The U.S. and the Holy See have signed a joint measure to reduce tax evasion by American individuals holding money at the so-called Vatican bank, in what officials said is the first such inter-governmental agreement between the country and the city-state.
Under the new measure, signed Wednesday by U.S. Ambassador Ken Hackett and Vatican Archbishop Paul Gallagher, the Holy See has agreed to automatically report information on Vatican bank accounts held by American citizens.
While neither U.S. nor Holy See officials would identify how many American individuals hold money at the Vatican, the number is assumed to be rather small, perhaps in the dozens.
Hackett, the American ambassador to the Holy See, told reporters at a briefing Wednesday morning that the move was “a type of stamp of approval” of the improvements the once scandal-plagued Vatican financial structure has made in recent years.

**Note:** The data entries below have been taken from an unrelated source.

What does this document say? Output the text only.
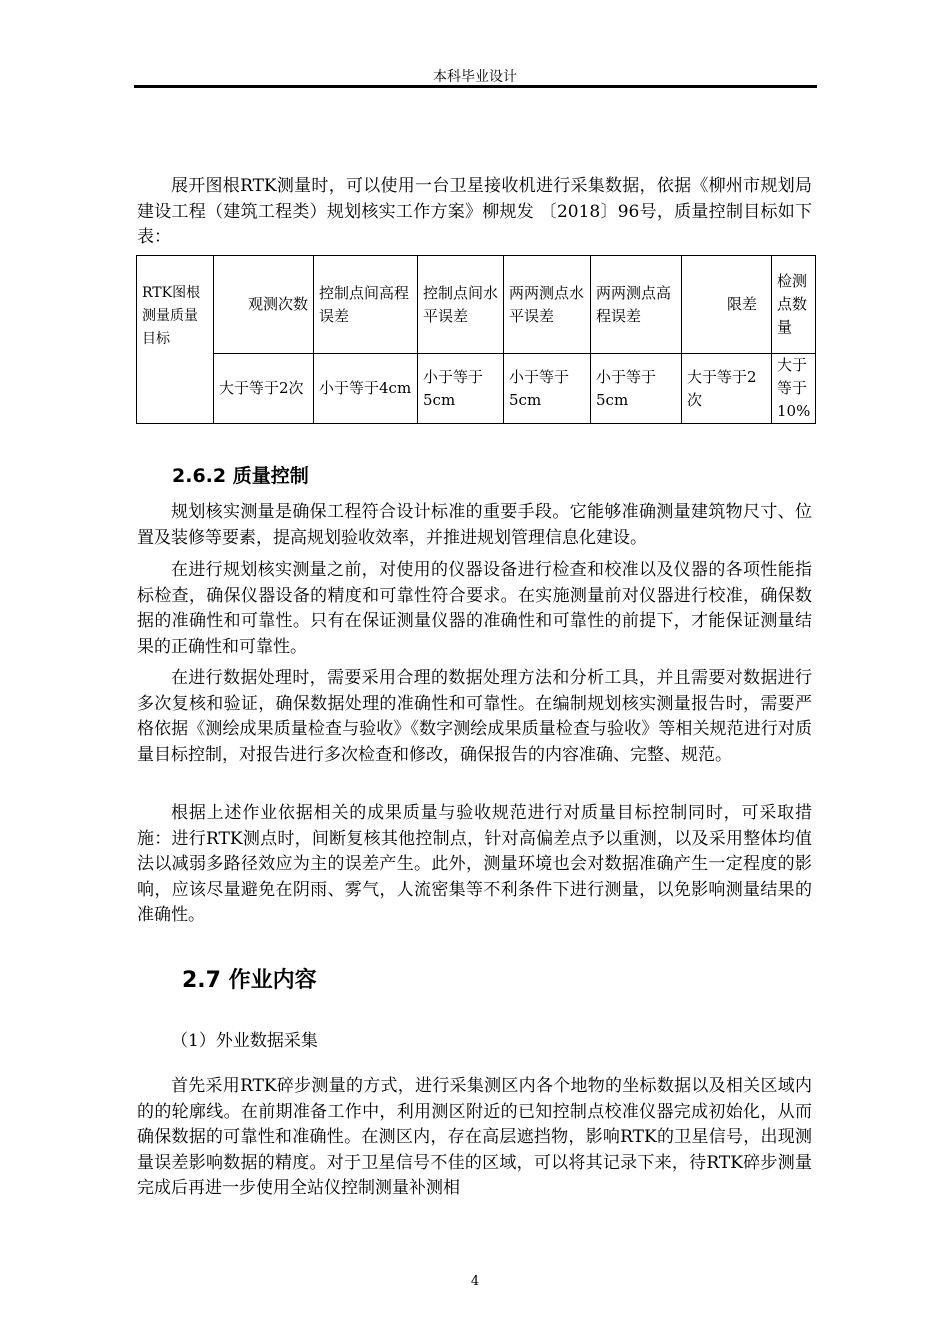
本科毕业设计

展开图根RTK测量时，可以使用一台卫星接收机进行采集数据，依据《柳州市规划局建设工程（建筑工程类）规划核实工作方案》柳规发 〔2018〕96号，质量控制目标如下表：

RTK图根测量质量目标	观测次数	控制点间高程误差	控制点间水平误差	两两测点水平误差	两两测点高程误差	限差	检测点数量
	大于等于2次	小于等于4cm	小于等于5cm	小于等于5cm	小于等于5cm	大于等于2次	大于等于10%
2.6.2 质量控制

规划核实测量是确保工程符合设计标准的重要手段。它能够准确测量建筑物尺寸、位置及装修等要素，提高规划验收效率，并推进规划管理信息化建设。

在进行规划核实测量之前，对使用的仪器设备进行检查和校准以及仪器的各项性能指标检查，确保仪器设备的精度和可靠性符合要求。在实施测量前对仪器进行校准，确保数据的准确性和可靠性。只有在保证测量仪器的准确性和可靠性的前提下，才能保证测量结果的正确性和可靠性。

在进行数据处理时，需要采用合理的数据处理方法和分析工具，并且需要对数据进行多次复核和验证，确保数据处理的准确性和可靠性。在编制规划核实测量报告时，需要严格依据《测绘成果质量检查与验收》《数字测绘成果质量检查与验收》等相关规范进行对质量目标控制，对报告进行多次检查和修改，确保报告的内容准确、完整、规范。

根据上述作业依据相关的成果质量与验收规范进行对质量目标控制同时，可采取措施：进行RTK测点时，间断复核其他控制点，针对高偏差点予以重测，以及采用整体均值法以减弱多路径效应为主的误差产生。此外，测量环境也会对数据准确产生一定程度的影响，应该尽量避免在阴雨、雾气，人流密集等不利条件下进行测量，以免影响测量结果的准确性。

2.7 作业内容

（1）外业数据采集

首先采用RTK碎步测量的方式，进行采集测区内各个地物的坐标数据以及相关区域内的的轮廓线。在前期准备工作中，利用测区附近的已知控制点校准仪器完成初始化，从而确保数据的可靠性和准确性。在测区内，存在高层遮挡物，影响RTK的卫星信号，出现测量误差影响数据的精度。对于卫星信号不佳的区域，可以将其记录下来，待RTK碎步测量完成后再进一步使用全站仪控制测量补测相

4
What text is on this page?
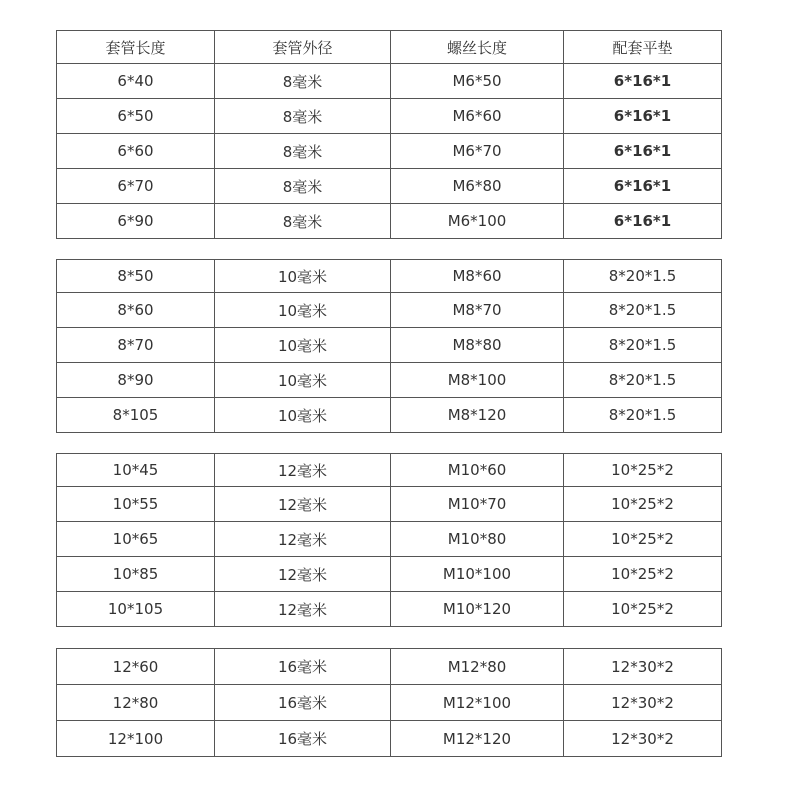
套管长度	套管外径	螺丝长度	配套平垫
6*40	8毫米	M6*50	6*16*1
6*50	8毫米	M6*60	6*16*1
6*60	8毫米	M6*70	6*16*1
6*70	8毫米	M6*80	6*16*1
6*90	8毫米	M6*100	6*16*1
8*50	10毫米	M8*60	8*20*1.5
8*60	10毫米	M8*70	8*20*1.5
8*70	10毫米	M8*80	8*20*1.5
8*90	10毫米	M8*100	8*20*1.5
8*105	10毫米	M8*120	8*20*1.5
10*45	12毫米	M10*60	10*25*2
10*55	12毫米	M10*70	10*25*2
10*65	12毫米	M10*80	10*25*2
10*85	12毫米	M10*100	10*25*2
10*105	12毫米	M10*120	10*25*2
12*60	16毫米	M12*80	12*30*2
12*80	16毫米	M12*100	12*30*2
12*100	16毫米	M12*120	12*30*2
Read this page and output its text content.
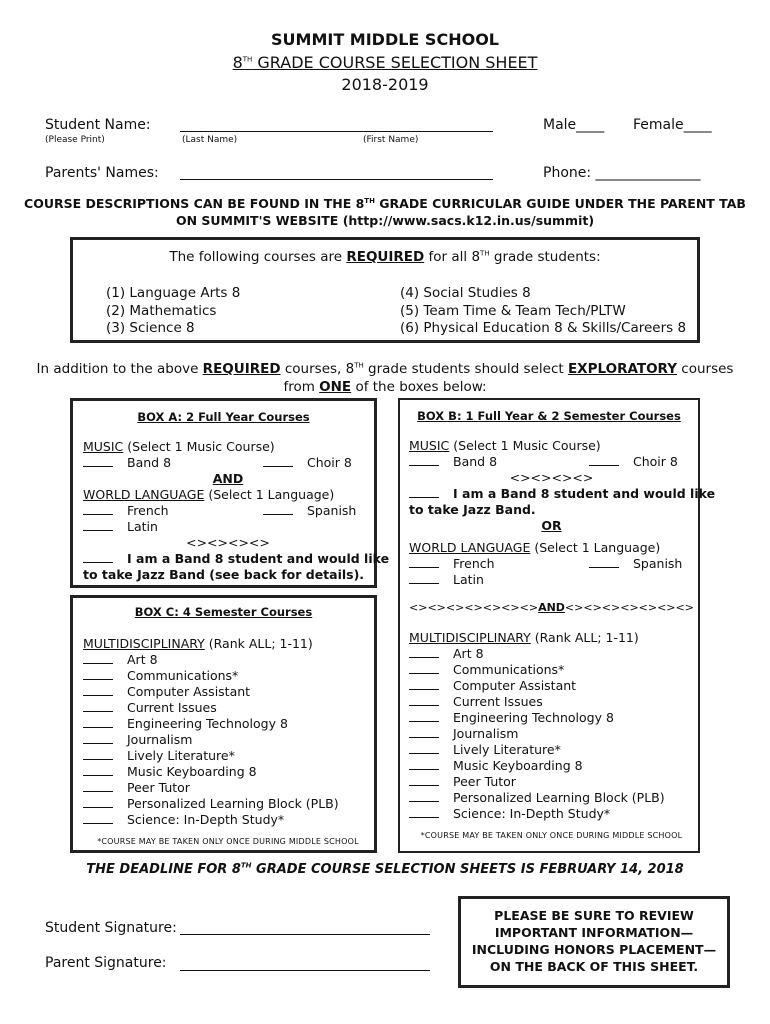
SUMMIT MIDDLE SCHOOL
8TH GRADE COURSE SELECTION SHEET
2018-2019
Student Name:
(Please Print)	(Last Name)	(First Name)
Male____ Female____
Parents' Names:	Phone: _______________
COURSE DESCRIPTIONS CAN BE FOUND IN THE 8TH GRADE CURRICULAR GUIDE UNDER THE PARENT TAB
ON SUMMIT'S WEBSITE (http://www.sacs.k12.in.us/summit)
The following courses are REQUIRED for all 8TH grade students:
(1) Language Arts 8
(2) Mathematics
(3) Science 8
(4) Social Studies 8
(5) Team Time & Team Tech/PLTW
(6) Physical Education 8 & Skills/Careers 8
In addition to the above REQUIRED courses, 8TH grade students should select EXPLORATORY courses
from ONE of the boxes below:
BOX A: 2 Full Year Courses
MUSIC (Select 1 Music Course)
Band 8	Choir 8
AND
WORLD LANGUAGE (Select 1 Language)
French	Spanish
Latin
<><><><>
I am a Band 8 student and would like
to take Jazz Band (see back for details).
BOX B: 1 Full Year & 2 Semester Courses
MUSIC (Select 1 Music Course)
Band 8	Choir 8
<><><><>
I am a Band 8 student and would like
to take Jazz Band.
OR
WORLD LANGUAGE (Select 1 Language)
French	Spanish
Latin
<><><><><><><>AND<><><><><><><>
MULTIDISCIPLINARY (Rank ALL; 1-11)
Art 8
Communications*
Computer Assistant
Current Issues
Engineering Technology 8
Journalism
Lively Literature*
Music Keyboarding 8
Peer Tutor
Personalized Learning Block (PLB)
Science: In-Depth Study*
*COURSE MAY BE TAKEN ONLY ONCE DURING MIDDLE SCHOOL
BOX C: 4 Semester Courses
MULTIDISCIPLINARY (Rank ALL; 1-11)
Art 8
Communications*
Computer Assistant
Current Issues
Engineering Technology 8
Journalism
Lively Literature*
Music Keyboarding 8
Peer Tutor
Personalized Learning Block (PLB)
Science: In-Depth Study*
*COURSE MAY BE TAKEN ONLY ONCE DURING MIDDLE SCHOOL
THE DEADLINE FOR 8TH GRADE COURSE SELECTION SHEETS IS FEBRUARY 14, 2018
Student Signature:
Parent Signature:
PLEASE BE SURE TO REVIEW
IMPORTANT INFORMATION—
INCLUDING HONORS PLACEMENT—
ON THE BACK OF THIS SHEET.
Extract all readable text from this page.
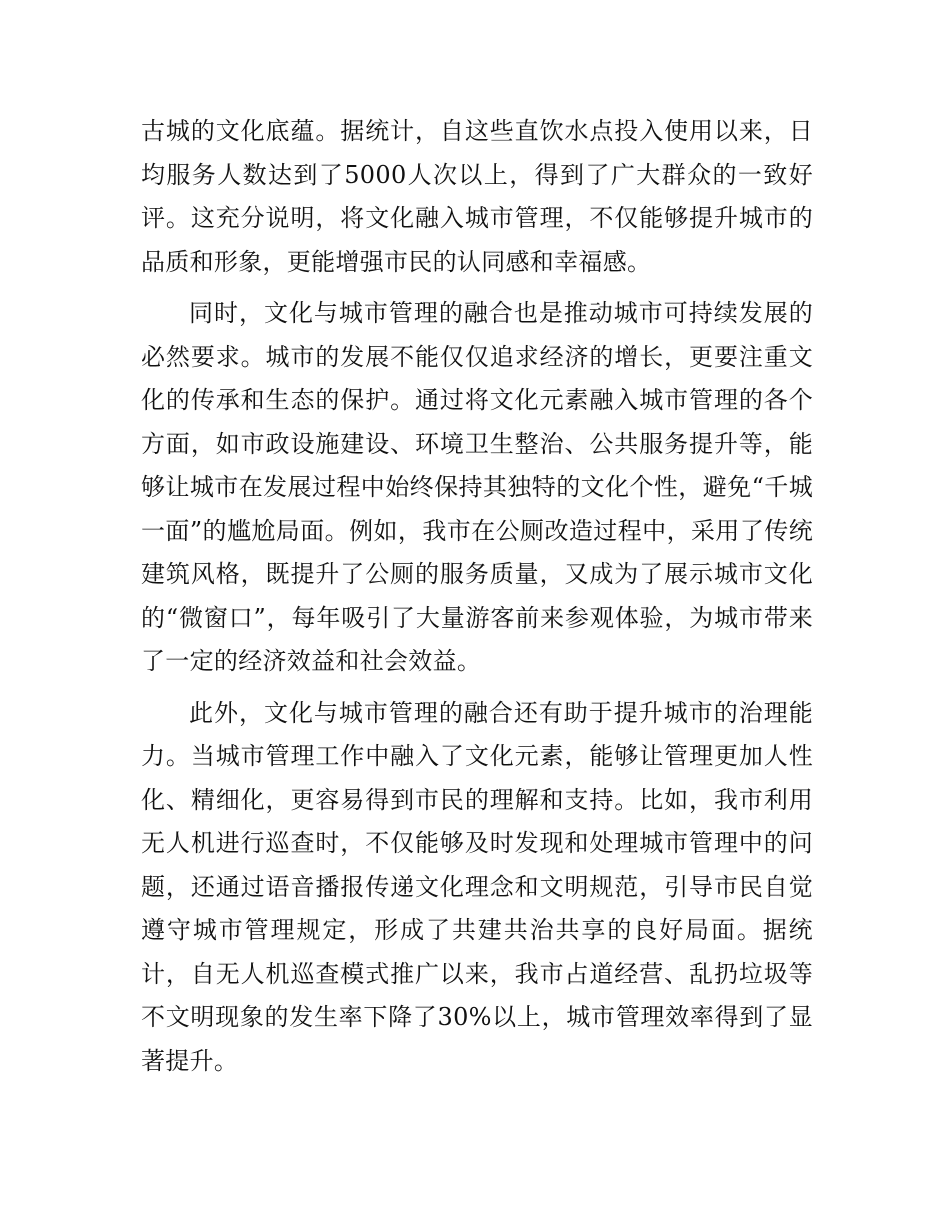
古城的文化底蕴。据统计，自这些直饮水点投入使用以来，日均服务人数达到了5000人次以上，得到了广大群众的一致好评。这充分说明，将文化融入城市管理，不仅能够提升城市的品质和形象，更能增强市民的认同感和幸福感。

同时，文化与城市管理的融合也是推动城市可持续发展的必然要求。城市的发展不能仅仅追求经济的增长，更要注重文化的传承和生态的保护。通过将文化元素融入城市管理的各个方面，如市政设施建设、环境卫生整治、公共服务提升等，能够让城市在发展过程中始终保持其独特的文化个性，避免“千城一面”的尴尬局面。例如，我市在公厕改造过程中，采用了传统建筑风格，既提升了公厕的服务质量，又成为了展示城市文化的“微窗口”，每年吸引了大量游客前来参观体验，为城市带来了一定的经济效益和社会效益。

此外，文化与城市管理的融合还有助于提升城市的治理能力。当城市管理工作中融入了文化元素，能够让管理更加人性化、精细化，更容易得到市民的理解和支持。比如，我市利用无人机进行巡查时，不仅能够及时发现和处理城市管理中的问题，还通过语音播报传递文化理念和文明规范，引导市民自觉遵守城市管理规定，形成了共建共治共享的良好局面。据统计，自无人机巡查模式推广以来，我市占道经营、乱扔垃圾等不文明现象的发生率下降了30%以上，城市管理效率得到了显著提升。
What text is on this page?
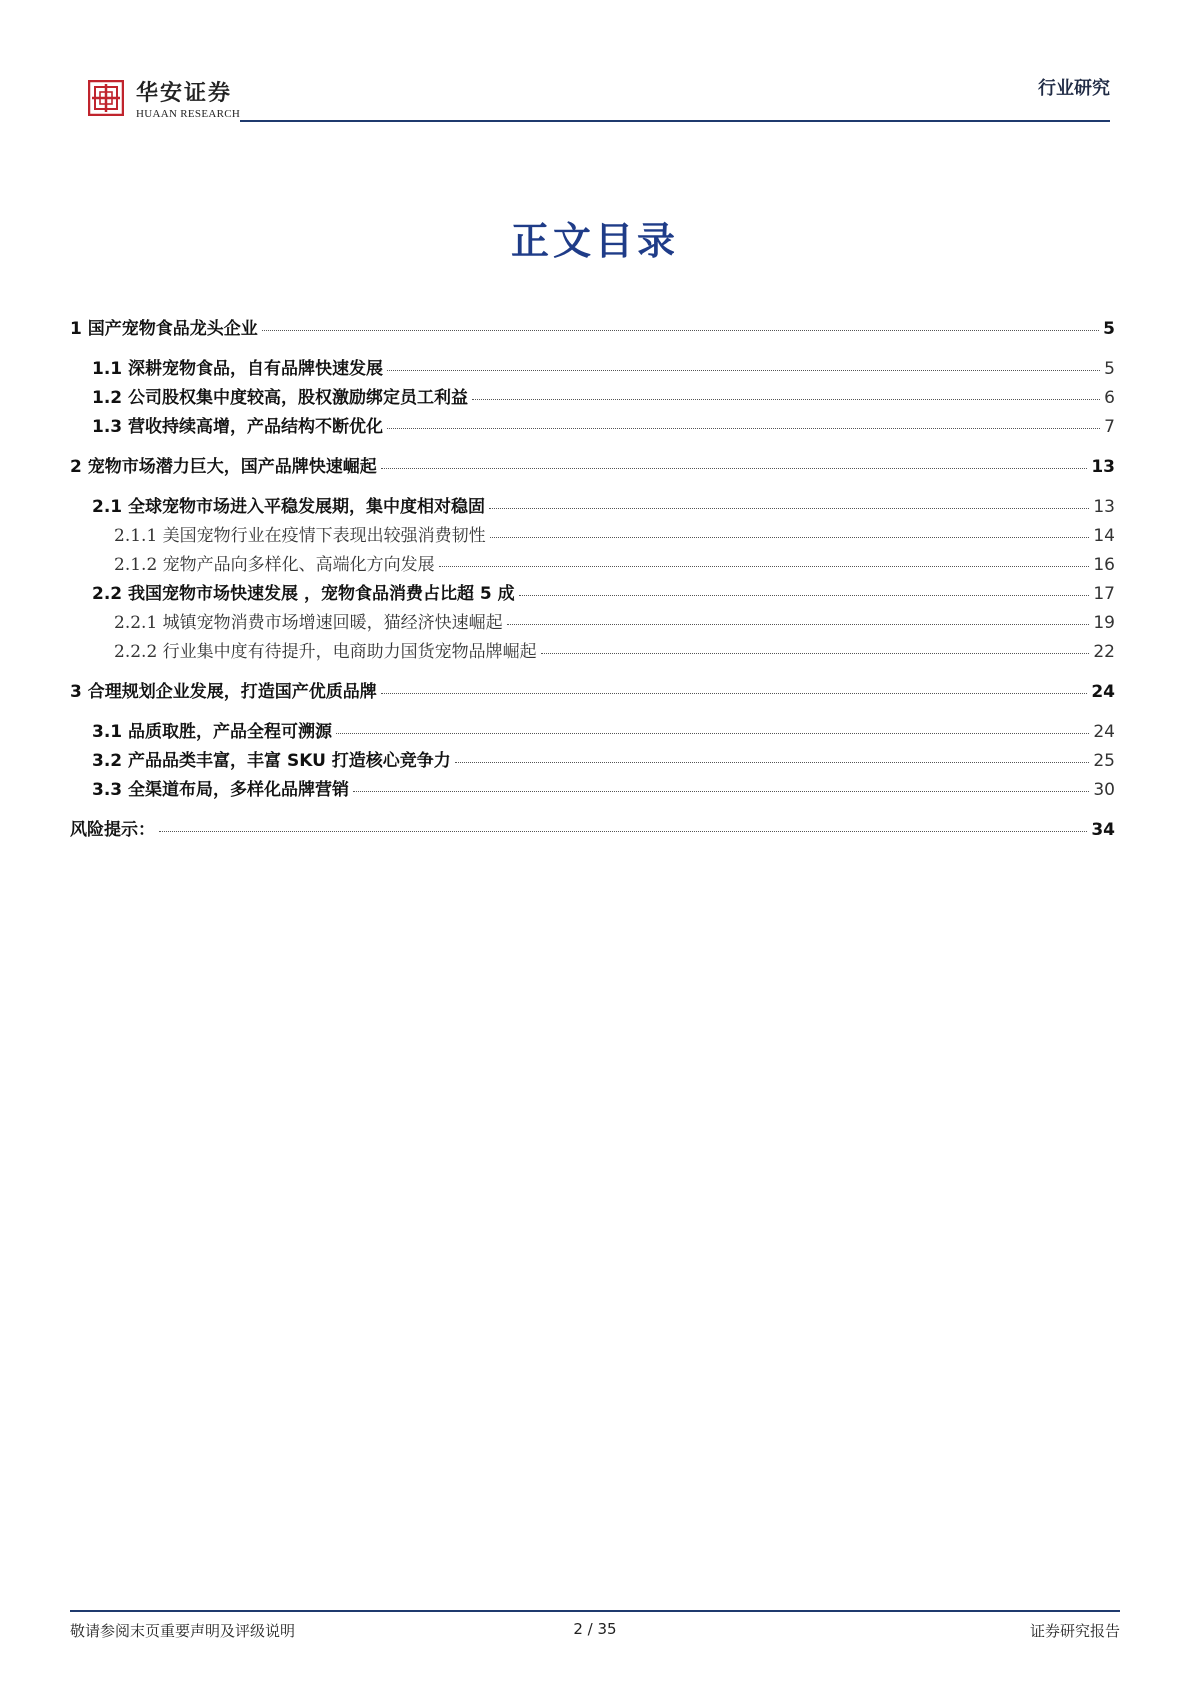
华安证券
HUAAN RESEARCH
行业研究
正文目录
1 国产宠物食品龙头企业	5
1.1 深耕宠物食品，自有品牌快速发展	5
1.2 公司股权集中度较高，股权激励绑定员工利益	6
1.3 营收持续高增，产品结构不断优化	7
2 宠物市场潜力巨大，国产品牌快速崛起	13
2.1 全球宠物市场进入平稳发展期，集中度相对稳固	13
2.1.1 美国宠物行业在疫情下表现出较强消费韧性	14
2.1.2 宠物产品向多样化、高端化方向发展	16
2.2 我国宠物市场快速发展 ，宠物食品消费占比超 5 成	17
2.2.1 城镇宠物消费市场增速回暖，猫经济快速崛起	19
2.2.2 行业集中度有待提升，电商助力国货宠物品牌崛起	22
3 合理规划企业发展，打造国产优质品牌	24
3.1 品质取胜，产品全程可溯源	24
3.2 产品品类丰富，丰富 SKU 打造核心竞争力	25
3.3 全渠道布局，多样化品牌营销	30
风险提示：	34
敬请参阅末页重要声明及评级说明	2 / 35	证券研究报告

“This agreement, I think, is a step in the process,” said Hackett. “They have improved things.”
The new agreement obliges the Holy See to report information on U.S. citizens holding bank accounts with contents above a certain monetary threshold as stipulated under the Foreign Account Tax Compliance Act (FATCA), passed by the U.S. Congress in 2010.
Officials said the U.S. has signed such agreements with some 62 other countries and had reached “agreements in substance” with some 50 others.
While the U.S. and the Holy See have signed agreements in the past -- for example, to exchange information on financial crimes -- those agreements were signed between agencies and not between the two governments.
An inter-governmental agreement is considered a step below a formal treaty between governments and does not require U.S. Senate ratification.
Marji Christian, a political and economic officer at the U.S. Embassy to the Holy See, said the new agreement had been under discussion for about two years but would not comment on the substance of the discussions.
Part of the need for the lengthy time frame, Christian said, were the various changes Pope Francis has been instituting at the Vatican’s financial structures. For example, she said, the negotiations began prior to the creation in 2014 of the Vatican’s new Secretariat for the Economy.
Gallagher, the Vatican’s Secretary for the Relations with States at the Secretariat of State, called the agreement “unquestionably an historic event.”
“Signing the present agreement is … a further step in the Holy See’s long-term strategy to ensure and promote legality, transparency and ethical behavior in the economic and financial fields,” he said at remarks at the signing ceremony, according to a Vatican release.
Hackett told reporters the agreement “represents a proactive effort to model the highest levels of transparency.”
“This is a paradigm in a way,” he said. “The signing marks a very significant step for both the United States and the Holy See’s efforts to work collaboratively toward a global standard to combat off-shore tax evasion.”
Francis has been undertaking moves to reform Vatican financial structures, especially at the so-called Vatican Bank. Known formally as the Institute for the Works of Religion, it has been embroiled in the past in a number of high-profile scandals.
The pope instituted the new economy secretariat in 2014 to centralize authority over all financial matters and also created a separate Council for the Economy to oversee its work.
The pontiff has also appointed an auditor general for the Vatican for the first time, giving him supposedly complete freedom to review the finances of any Vatican department.